UGC NET CSE | December 2015 | Part 3 | Question: 69

Question

Which raster locations would be chosen by Bresenham's algorithm when scan converting a line from $(1,1)$ to $(8,5)$?

• A. $\begin{array}{|c|c|} \hline x & y \\ \hline  1 & 1 \\ 2 & 2 \\ 3 & 3 \\ 4 & 3 \\ 5 & 4 \\ 6 & 4 \\ 7 &  5 \\ 8 & 6 \\ \hline \end{array}$
• B. $\begin{array}{|c|c|} \hline x & y \\ \hline  1 & 1 \\ 2 & 2 \\ 3 & 2 \\ 4 & 3 \\ 5 & 4 \\ 6 & 5 \\ 7 &  6 \\ 8 & 7 \\ \hline \end{array}$
• C. $\begin{array}{|c|c|} \hline x & y \\ \hline  1 & 1 \\ 2 & 2 \\ 3 & 2 \\ 4 & 3 \\ 5 & 3 \\ 6 & 4 \\ 7 &  4 \\ 8 & 5 \\ \hline \end{array}$
• D. $\begin{array}{|c|c|} \hline x & y \\ \hline  1 & 1 \\ 2 & 2 \\ 3 & 2 \\ 4 & 3 \\ 5 & 5 \\ 6 & 4 \\ 7 &  5 \\ 8 & 5 \\ \hline \end{array}$

Answer 1

ans must be C 

short cut method  since line has to be drawn from (1,1) to (8,5)   choice A,B are out as they are ending up with 8,6 and 8,7

now in choice D after point 4,3 it is 5,5 i.e increment of 2 in y which is not as per rule of line drawing 

so we can safely say ans is C (because such unusual pattern is not seen in this)

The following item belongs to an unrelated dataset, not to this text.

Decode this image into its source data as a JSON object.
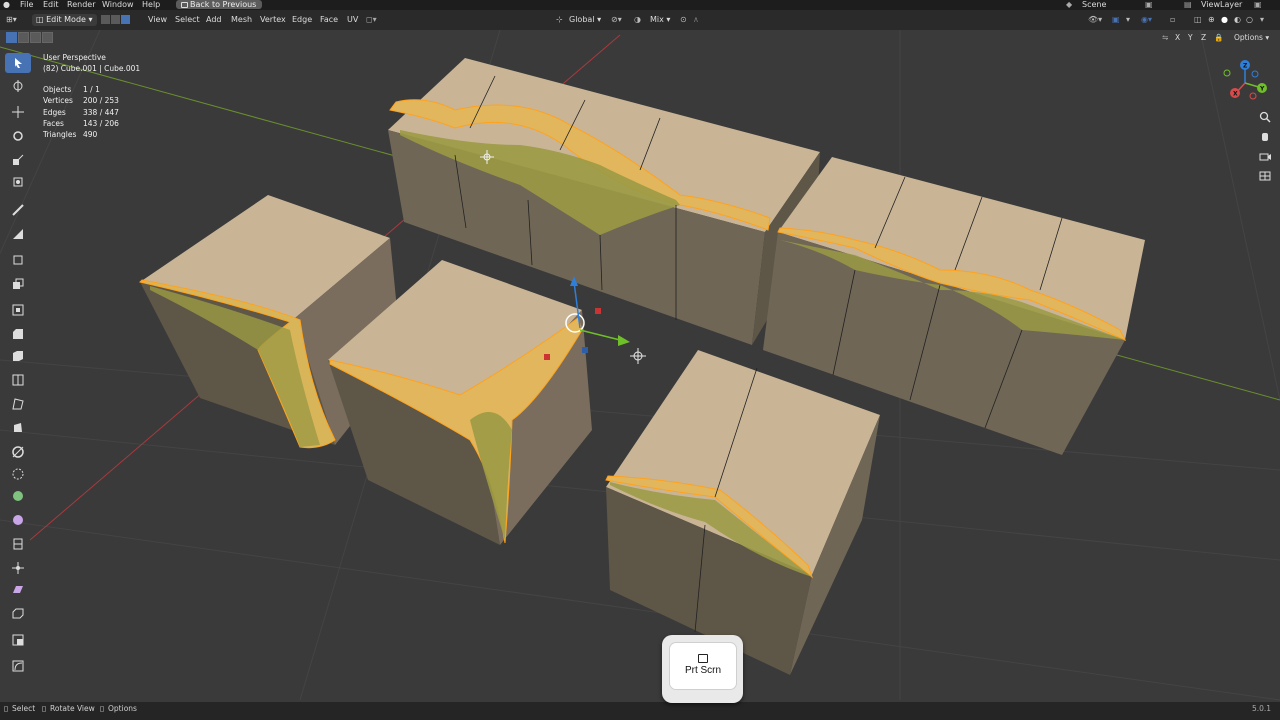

for proper method bresenham's algo is

Step 1 − Input the two end-points of line, storing the left end-point in (x0,y0).

Step 2 − Plot the point (x0,y0).

Step 3 − Calculate the constants dx, dy, 2dy, and (2dy – 2dx) and get the first value for the decision parameter as    p0=2dy−dx

Step 4 − At each Xk along the line, starting at k = 0, perform the following test 

If pk < 0, the next point to plot is (xk +1,yk) and update value of parameter p as

pk+1=pk+2dy

Otherwise,

next point to plot is (xk+1 ,yk+1) and update value of parameter p as

pk+1=pk+2dy−2dx

Step 5 − Repeat step 4 (dx – 1) times.

For m > 1, find out whether you need to increment x while incrementing y each time.

After solving, the equation for decision parameter Pk will be very similar, just the x and y in the equation gets interchanged.